Le périmètre de la mission Santé peut sembler restreint : « seulement » près de 2,3 milliards d'euros. Ce montant, limité au regard du budget de l'État et, a fortiori, de la protection sociale, ne doit toutefois pas nous induire en erreur : la mission Santé est essentielle et riche d'enjeux fondamentaux pour notre pays.
Elle comprend en effet le programme 183, qui intègre pour une large part l'aide médicale de l'État. J'entends déjà mes collègues, à droite et à l'extrême droite, critiquer ce dispositif, le remettre en cause, demander sa suppression, ou travestir cette demande en proposition de transformation. Ils déplorent une supposée hausse des bénéficiaires alors que la dépense, cette année, est constante, à près de 1,2 milliard d'euros, et que, comme en attestait un rapport de 2019, seules 51 % des personnes qui y sont éligibles en bénéficient.
Cette prestation nous honore et nous devons évidemment la préserver.
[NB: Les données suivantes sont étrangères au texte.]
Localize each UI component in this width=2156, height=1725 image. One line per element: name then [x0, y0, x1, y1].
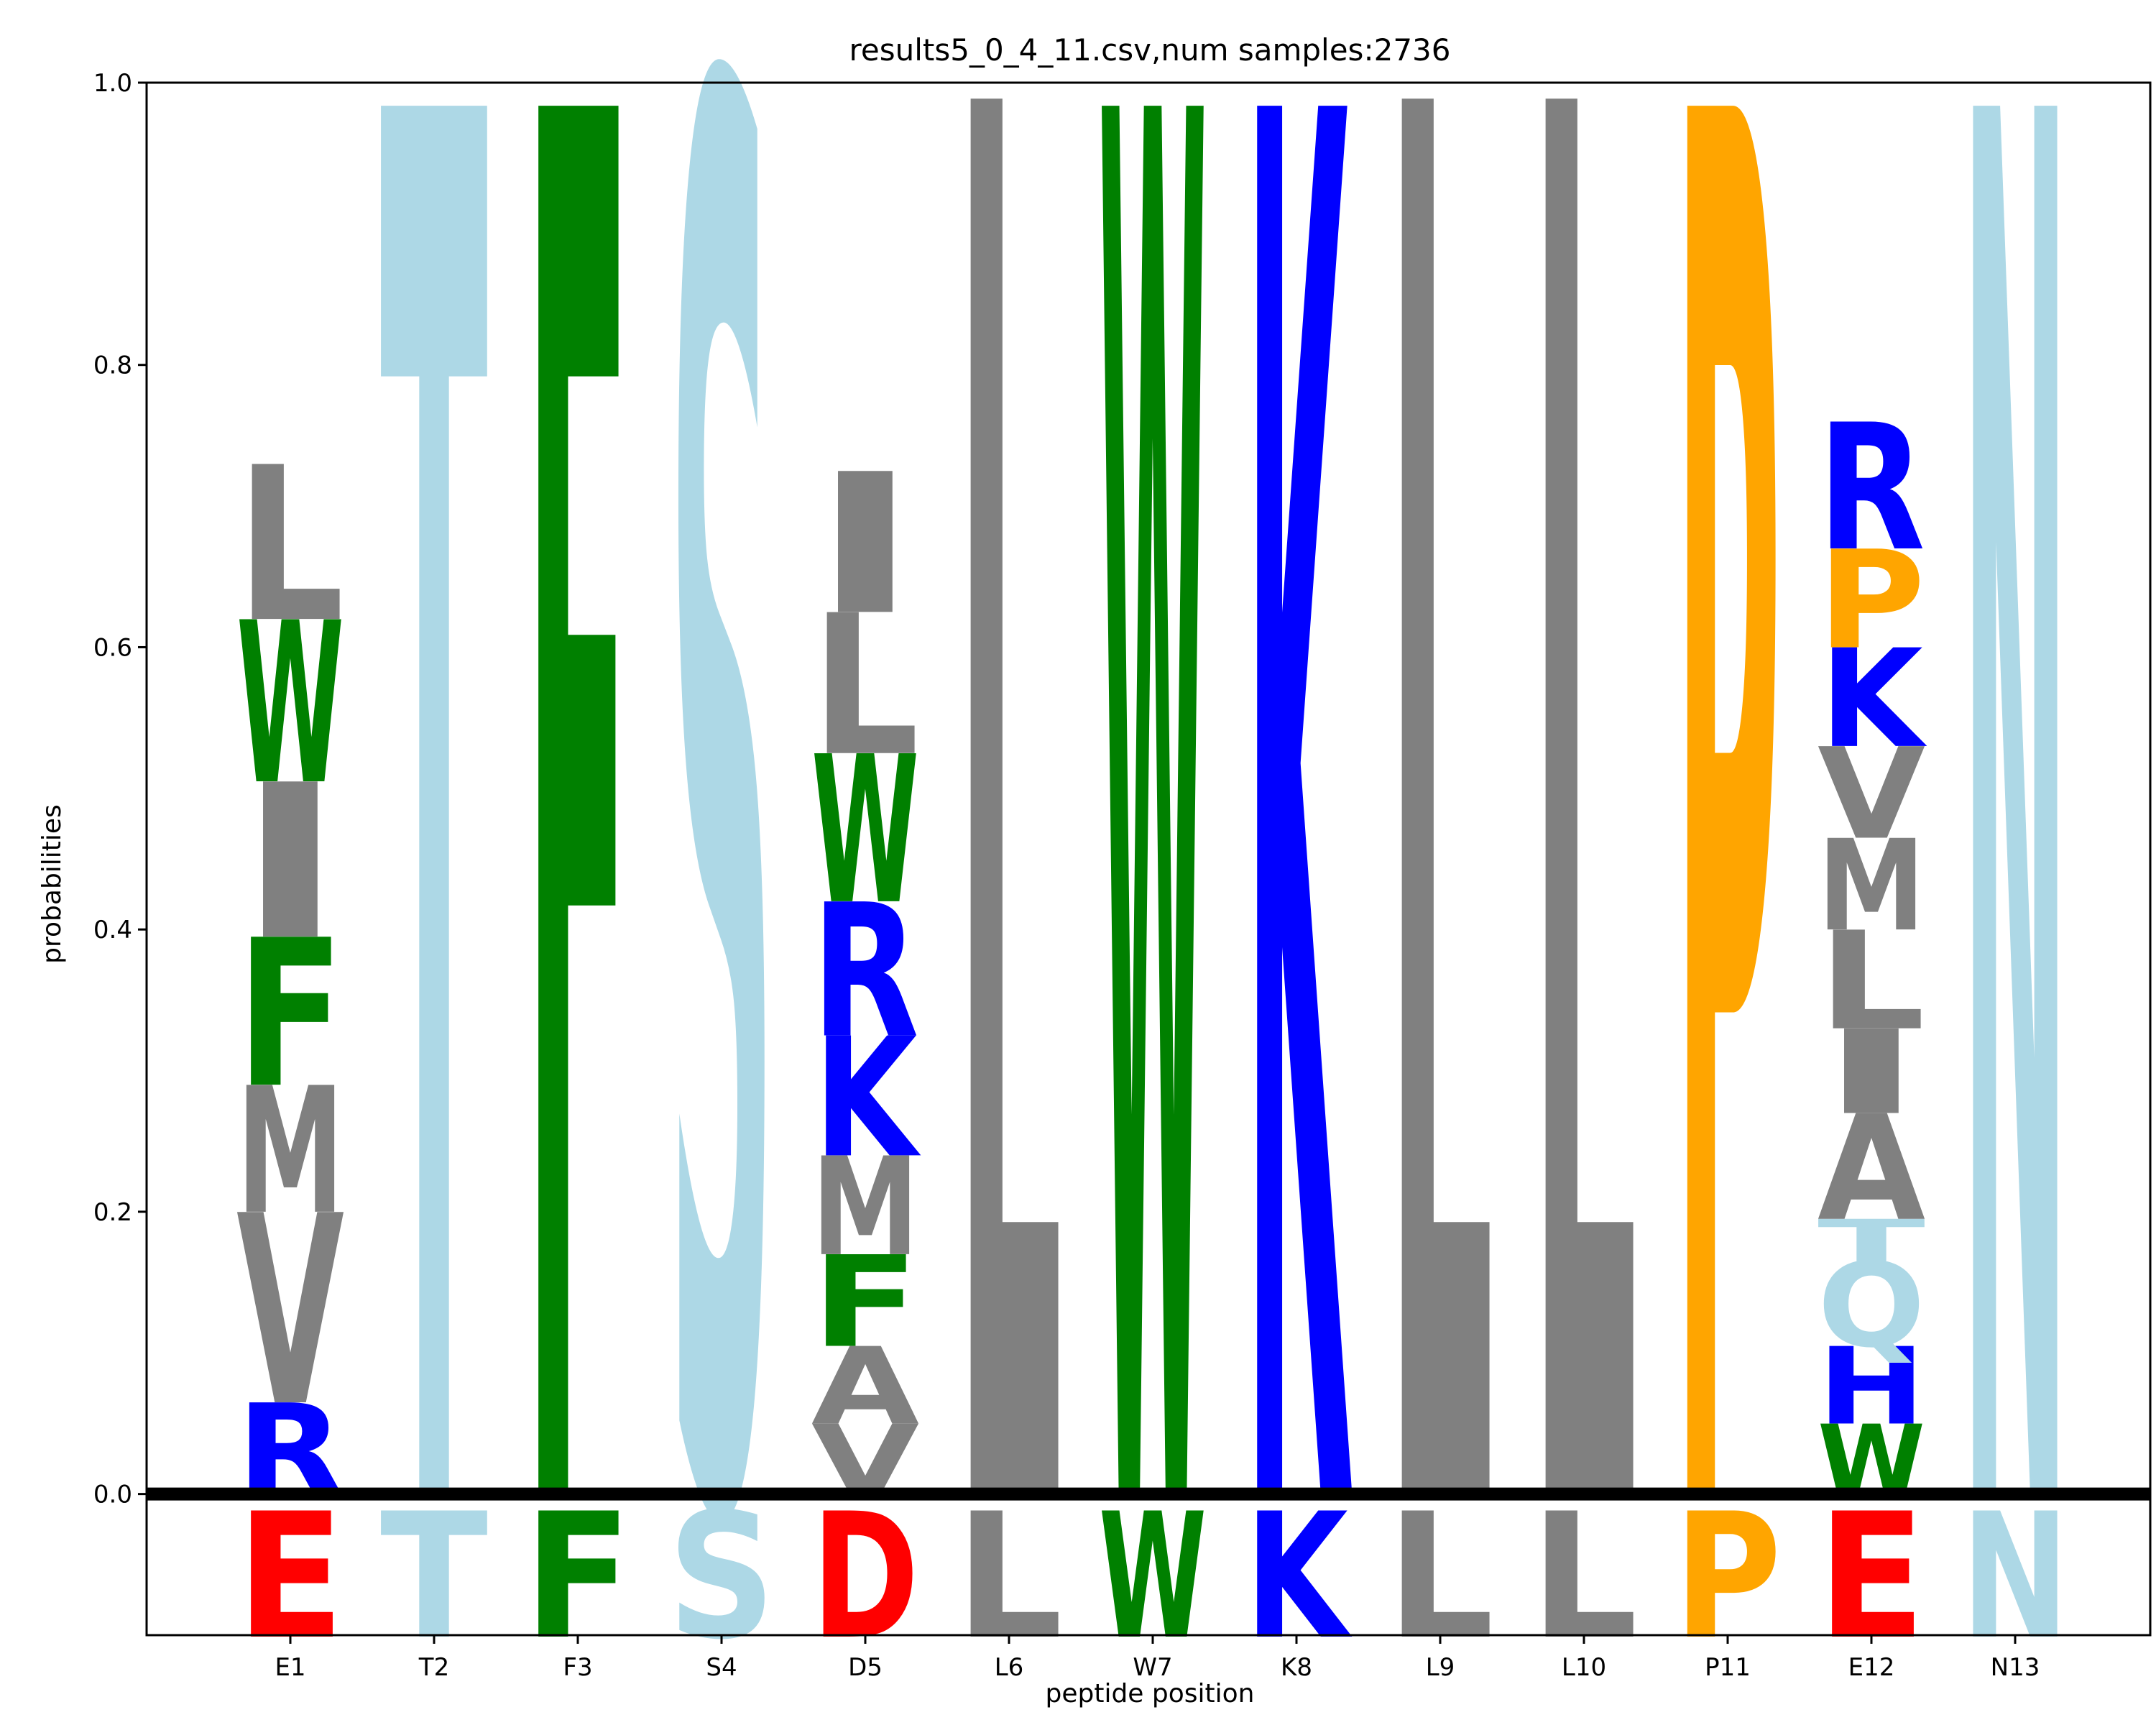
x-tick-label: P11 [1705, 1653, 1751, 1682]
logo-letter-F3-F-0: F [524, 0, 632, 1725]
logo-letter-E12-V-8: V [1818, 722, 1925, 868]
logo-letter-D5-native: D [811, 1476, 919, 1678]
x-tick-label: F3 [563, 1653, 592, 1682]
y-tick-label: 0.6 [93, 633, 132, 662]
logo-letter-L10-native: L [1530, 1476, 1638, 1678]
logo-letter-D5-K-4: K [814, 1003, 921, 1195]
logo-letter-L9-native: L [1386, 1476, 1494, 1678]
logo-letter-D5-M-3: M [811, 1129, 919, 1287]
logo-letter-L6-L-0: L [955, 0, 1063, 1725]
x-tick-label: L10 [1562, 1653, 1606, 1682]
y-axis: 0.0 0.2 0.4 0.6 0.8 1.0 [93, 69, 147, 1509]
logo-letter-L6-native: L [955, 1476, 1063, 1678]
logo-letter-P11-P-0: P [1674, 0, 1782, 1725]
x-tick-label: K8 [1281, 1653, 1312, 1682]
logo-letter-K8-native: K [1245, 1476, 1352, 1678]
logo-letter-S4-S-0: S [668, 0, 775, 1725]
logo-letter-E1-F-3: F [236, 896, 344, 1133]
logo-letter-E1-V-1: V [236, 1160, 345, 1464]
logo-letter-E12-T-3: T [1818, 1208, 1925, 1275]
y-axis-label: probabilities [37, 804, 67, 964]
logo-letter-K8-K-0: K [1245, 0, 1353, 1725]
chart-title: results5_0_4_11.csv,num samples:2736 [849, 32, 1451, 68]
x-tick-label: E12 [1848, 1653, 1895, 1682]
logo-letter-W7-native: W [1099, 1476, 1207, 1678]
logo-letter-E1-W-5: W [236, 576, 344, 834]
y-tick-label: 0.4 [93, 916, 132, 944]
y-tick-label: 1.0 [93, 69, 132, 98]
logo-letter-P11-native: P [1674, 1476, 1782, 1678]
logo-letter-E12-I-5: I [1818, 1006, 1925, 1141]
logo-letter-F3-native: F [524, 1476, 632, 1678]
logo-letter-E12-H-1: H [1818, 1325, 1925, 1449]
y-tick-label: 0.8 [93, 351, 132, 380]
x-axis: E1 T2 F3 S4 D5 L6 W7 K8 L9 L10 P11 E12 N13 [275, 1635, 2040, 1682]
logo-letter-D5-I-8: I [811, 433, 919, 658]
x-axis-label: peptide position [1045, 1679, 1254, 1708]
logo-letter-E12-L-6: L [1818, 903, 1925, 1061]
x-tick-label: W7 [1133, 1653, 1172, 1682]
x-tick-label: L6 [995, 1653, 1024, 1682]
x-tick-label: T2 [418, 1653, 449, 1682]
plot-frame [145, 81, 2152, 1637]
logo-letter-E12-A-4: A [1818, 1084, 1925, 1254]
x-tick-label: L9 [1426, 1653, 1455, 1682]
x-tick-label: E1 [275, 1653, 305, 1682]
logo-letter-W7-W-0: W [1099, 0, 1207, 1725]
logo-letter-D5-F-2: F [811, 1229, 919, 1375]
logo-letter-D5-W-6: W [811, 714, 919, 950]
logo-letter-N13-native: N [1961, 1477, 2069, 1678]
logo-letter-E1-L-6: L [236, 423, 344, 670]
logo-letter-L9-L-0: L [1386, 0, 1494, 1725]
logo-letter-T2-T-0: T [380, 0, 489, 1725]
x-tick-label: D5 [848, 1653, 883, 1682]
logo-letter-E12-P-10: P [1818, 522, 1925, 679]
logo-letter-E12-native: E [1818, 1476, 1925, 1678]
logo-letter-N13-N-0: N [1961, 0, 2069, 1725]
logo-letter-D5-L-7: L [811, 574, 919, 799]
logo-letter-D5-A-1: A [811, 1325, 919, 1448]
logo-letter-E12-R-11: R [1818, 387, 1925, 589]
logo-letter-S4-native: S [668, 1477, 775, 1678]
logo-letter-E1-I-4: I [236, 740, 344, 987]
logo-letter-L10-L-0: L [1530, 0, 1638, 1725]
y-tick-label: 0.2 [93, 1198, 132, 1227]
logo-letter-E12-K-9: K [1820, 621, 1927, 778]
logo-letter-T2-native: T [380, 1477, 488, 1678]
x-tick-label: S4 [706, 1653, 737, 1682]
y-tick-label: 0.0 [93, 1481, 132, 1509]
logo-letter-E1-native: E [236, 1476, 344, 1678]
x-tick-label: N13 [1991, 1653, 2040, 1682]
logo-letter-E12-Q-2: Q [1818, 1238, 1925, 1374]
logo-letter-E12-M-7: M [1818, 813, 1925, 960]
logo-letter-E1-M-2: M [236, 1050, 344, 1253]
logo-letter-D5-R-5: R [811, 865, 919, 1079]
Outre qu'elle incarne le principe de fraternité qui fonde notre contrat social et notre République, l'AME est une mesure de bon sens et de santé publique : personne n'a intérêt à laisser des populations sans soins et je ne comprends même pas que, après la crise sanitaire, d'aucuns doutent encore que la santé soit notre bien commun.
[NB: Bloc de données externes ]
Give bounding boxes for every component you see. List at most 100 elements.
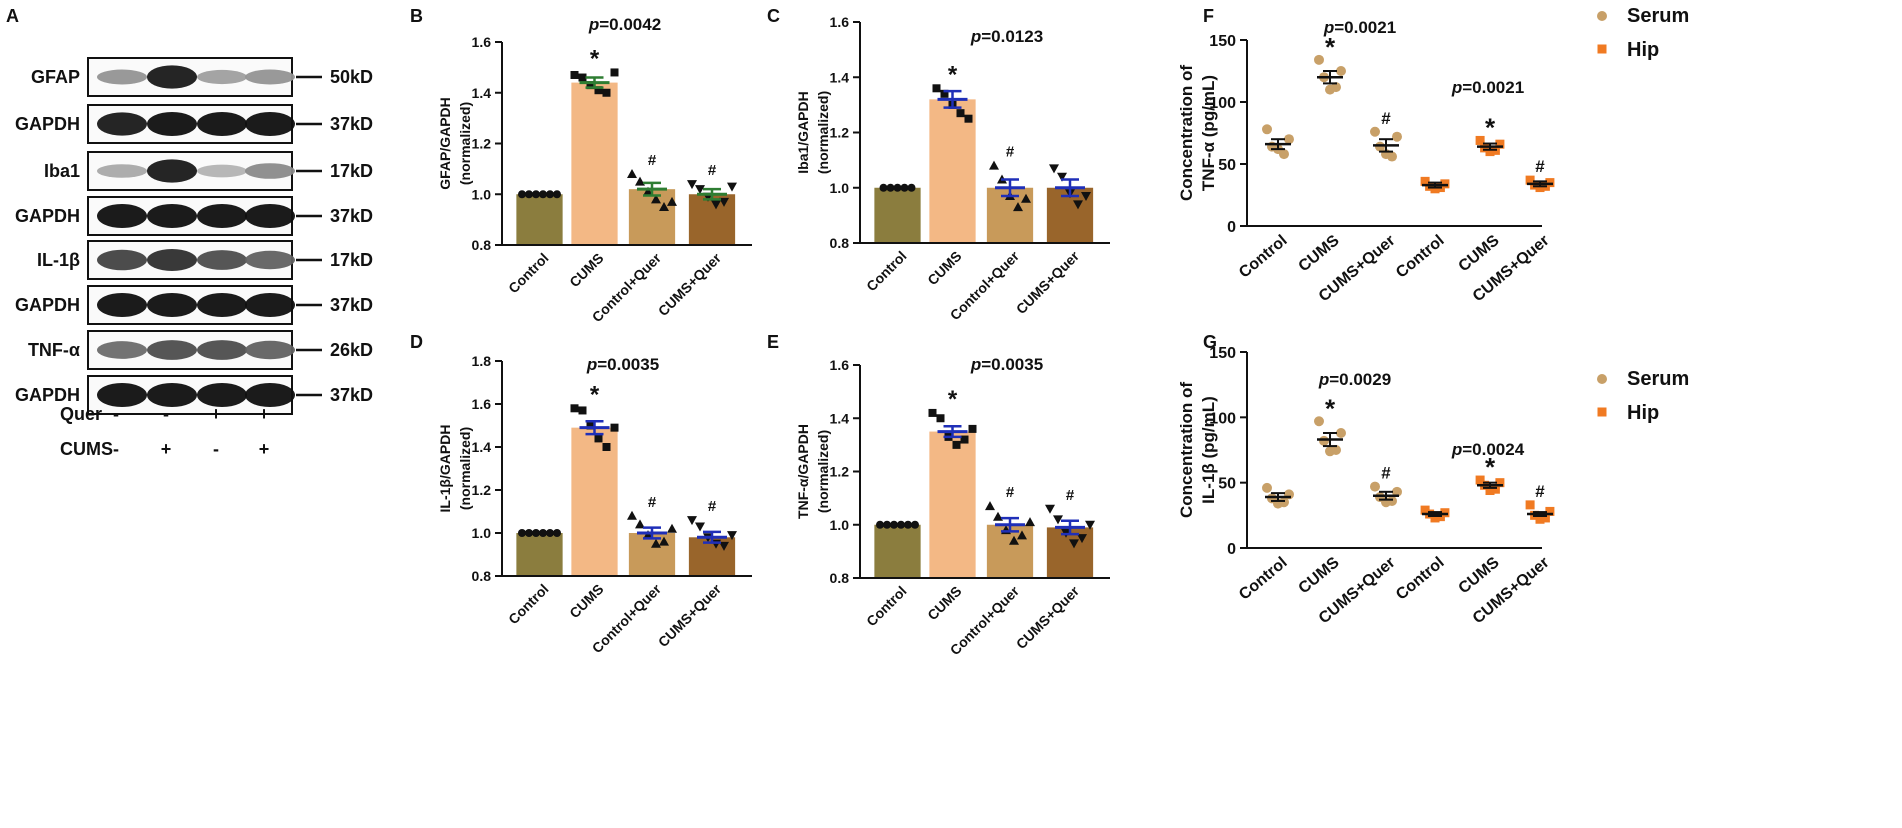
data-point [1073,200,1083,210]
x-tick-label: CUMS [1456,554,1503,598]
p-value-label: p=0.0035 [970,355,1043,374]
data-point [1025,517,1035,527]
blot-size-label: 37kD [330,295,373,315]
star-mark: * [1485,452,1496,482]
data-point-serum [1262,482,1272,493]
data-point-hip [1535,514,1545,524]
data-point [610,68,619,77]
data-point [911,520,919,529]
blot-band [97,383,147,407]
blot-band [147,383,197,407]
blot-band [197,250,247,270]
data-point [1045,504,1055,514]
p-letter: p [586,355,597,374]
star-mark: * [590,45,600,72]
data-point-hip [1485,486,1495,496]
p-value: =0.0024 [1462,440,1524,459]
star-mark: * [948,386,958,413]
hash-mark: # [648,152,657,169]
p-value: =0.0042 [599,15,661,34]
bar-control-quer [628,189,676,245]
p-value-serum: p=0.0021 [1323,18,1396,37]
x-tick-label: Control [505,581,552,628]
blot-band [147,159,197,183]
chart-panel-b: B 0.8 1.0 1.2 1.4 1.6 GFAP/GAPDH (normalized) * #… [410,6,752,325]
p-value: =0.0035 [981,355,1043,374]
blot-size-label: 37kD [330,114,373,134]
y-axis-label: TNF-α/GAPDH [795,424,811,519]
p-value: =0.0029 [1329,370,1391,389]
p-value: =0.0035 [597,355,659,374]
star-mark: * [590,381,600,408]
data-point [635,519,645,529]
y-tick-label: 50 [1218,157,1236,174]
blot-band [147,340,197,360]
blot-condition-sign: + [211,404,222,424]
y-tick-label: 1.8 [472,353,492,369]
data-point [904,520,912,529]
x-tick-label: CUMS+Quer [655,580,725,650]
panel-letter: G [1203,332,1217,352]
blot-band [197,69,247,85]
blot-band [97,164,147,178]
x-tick-label: Control [1393,232,1447,282]
data-point [719,197,729,207]
data-point-serum [1314,54,1324,65]
data-point [687,516,697,526]
panel-letter: E [767,332,779,352]
y-axis-label: IL-1β/GAPDH [437,425,453,513]
blot-band [147,293,197,317]
y-tick-label: 1.6 [472,396,492,412]
data-point-serum [1325,84,1335,95]
p-value: =0.0021 [1462,78,1524,97]
p-letter: p [970,27,981,46]
hash-mark: # [708,162,717,179]
blot-band [245,204,295,228]
p-letter: p [588,15,599,34]
blot-row: TNF-α 26kD [28,330,373,370]
hash-mark: # [1006,484,1015,501]
data-point [890,520,898,529]
x-tick-label: CUMS [924,583,964,623]
data-point [1049,164,1059,174]
data-point [1057,172,1067,182]
blot-band [245,69,295,85]
blot-band [245,250,295,270]
data-point [695,185,705,195]
data-point [932,84,941,93]
blot-protein-label: Iba1 [44,161,80,181]
data-point [886,183,895,192]
blot-size-label: 50kD [330,67,373,87]
x-tick-label: CUMS [1296,554,1343,598]
data-point [635,176,645,186]
data-point [687,180,697,190]
y-tick-label: 1.6 [472,34,492,50]
x-tick-label: Control [1393,554,1447,604]
data-point-hip [1475,475,1485,485]
data-point [539,190,547,199]
y-tick-label: 150 [1209,345,1236,362]
blot-row: GAPDH 37kD [15,285,373,325]
data-point [643,186,653,196]
data-point-serum [1284,134,1294,145]
data-point [1009,535,1019,545]
data-point [897,520,905,529]
data-point [968,424,977,433]
data-point [546,190,554,199]
legend-label-serum: Serum [1627,5,1689,27]
data-point-serum [1336,428,1346,439]
blot-size-label: 17kD [330,161,373,181]
data-point [586,421,595,430]
data-point-serum [1325,446,1335,457]
bar-cums [929,99,976,243]
hash-mark: # [1535,157,1545,176]
blot-band [97,69,147,85]
blot-size-label: 26kD [330,340,373,360]
data-point [627,168,637,178]
bar-control [516,533,563,576]
x-tick-label: CUMS [1456,232,1503,276]
blot-condition-sign: - [213,439,219,459]
chart-panel-g: G 0 50 100 150 Concentration of IL-1β (pg/mL) C… [1177,332,1689,627]
p-value-label: p=0.0042 [588,15,661,34]
y-tick-label: 1.6 [830,357,850,373]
Je m'inquiète donc de la mission visant à évaluer l'AME qu'a annoncée la Première ministre ce dimanche. Jouez cartes sur table ! Quelles « pistes de transformation » le Gouvernement a-t-il en tête ?
Nous devons nous diriger vers une protection maladie réellement universelle. Depuis plusieurs années, de nombreuses autorités, dont l'Inspection générale des affaires sociales (Igas) ou le Défenseur des droits, recommandent d'inclure l'AME dans le régime général de la sécurité sociale afin de réduire les inégalités de santé à la source et de faciliter l'accès aux droits pour les personnes les plus fragiles. Madame la ministre, seriez-vous favorable à cette mesure ?
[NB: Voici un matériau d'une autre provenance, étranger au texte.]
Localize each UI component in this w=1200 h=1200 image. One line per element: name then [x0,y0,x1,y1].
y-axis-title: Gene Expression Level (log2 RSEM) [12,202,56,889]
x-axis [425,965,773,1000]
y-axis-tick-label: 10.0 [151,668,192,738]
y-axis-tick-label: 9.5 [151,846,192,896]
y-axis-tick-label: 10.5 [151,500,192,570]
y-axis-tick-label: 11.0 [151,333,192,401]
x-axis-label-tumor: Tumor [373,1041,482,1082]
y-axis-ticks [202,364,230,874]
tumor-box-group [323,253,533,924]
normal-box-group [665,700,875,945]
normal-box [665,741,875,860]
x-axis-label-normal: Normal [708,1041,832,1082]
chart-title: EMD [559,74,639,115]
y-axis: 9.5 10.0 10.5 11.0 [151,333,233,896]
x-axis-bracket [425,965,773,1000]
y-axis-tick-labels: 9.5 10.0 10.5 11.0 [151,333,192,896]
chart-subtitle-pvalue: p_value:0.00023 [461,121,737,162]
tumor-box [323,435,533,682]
Le budget du programme 204 par ailleurs apparaît en légère hausse, mais il s'agit en réalité d'une baisse dès lors que l'on prend en compte l'inflation.
Cette mission recouvre des ambitions et des mesures éparses. N'y figure aucun moyen véritable pour une politique publique digne de ce nom en faveur de la santé et du bien-être.
J'ai travaillé sur les nouveaux indicateurs et les nouvelles approches pour remettre la santé et le bien-être au cœur des politiques socio-environnementales et budgétaires. J'ai pour cela entendu des statisticiens, des chercheurs, des représentants des administrations centrales ou des institutions internationales comme l'Organisation de coopération et de développement économiques et l'Organisation mondiale de la santé (OMS).
Le constat est sans appel : la prévention et la santé doivent être placées au cœur de toutes nos politiques publiques. De nouveaux indicateurs sont nécessaires, alors que le Gouvernement n'a pas fait vivre ceux que le législateur avait institués par la « loi Sas » de 2015 visant à la prise en compte des nouveaux indicateurs de richesse dans la définition des politiques publiques. De nouvelles approches, comme le concept de One Health ou l'idée de « pleine santé » développée par l'économiste Éloi Laurent, sont les vecteurs d'un renouveau démocratique.
La santé n'est pas une mission du budget ni une stratégie : elle doit être l'élément cardinal qui guide toutes nos décisions. Partagez-vous cette vision et, si oui, comment entendez-vous réellement l'incarner ?
Il est temps de faire entrer notre État dans une véritable ère de la santé et du bien-être en le dotant d'indicateurs et en adoptant des approches qui mettent réellement ces sujets au cœur des politiques socio-environnementales et budgétaires. J'en appelle à votre engagement pour en débattre et pour accomplir ce projet.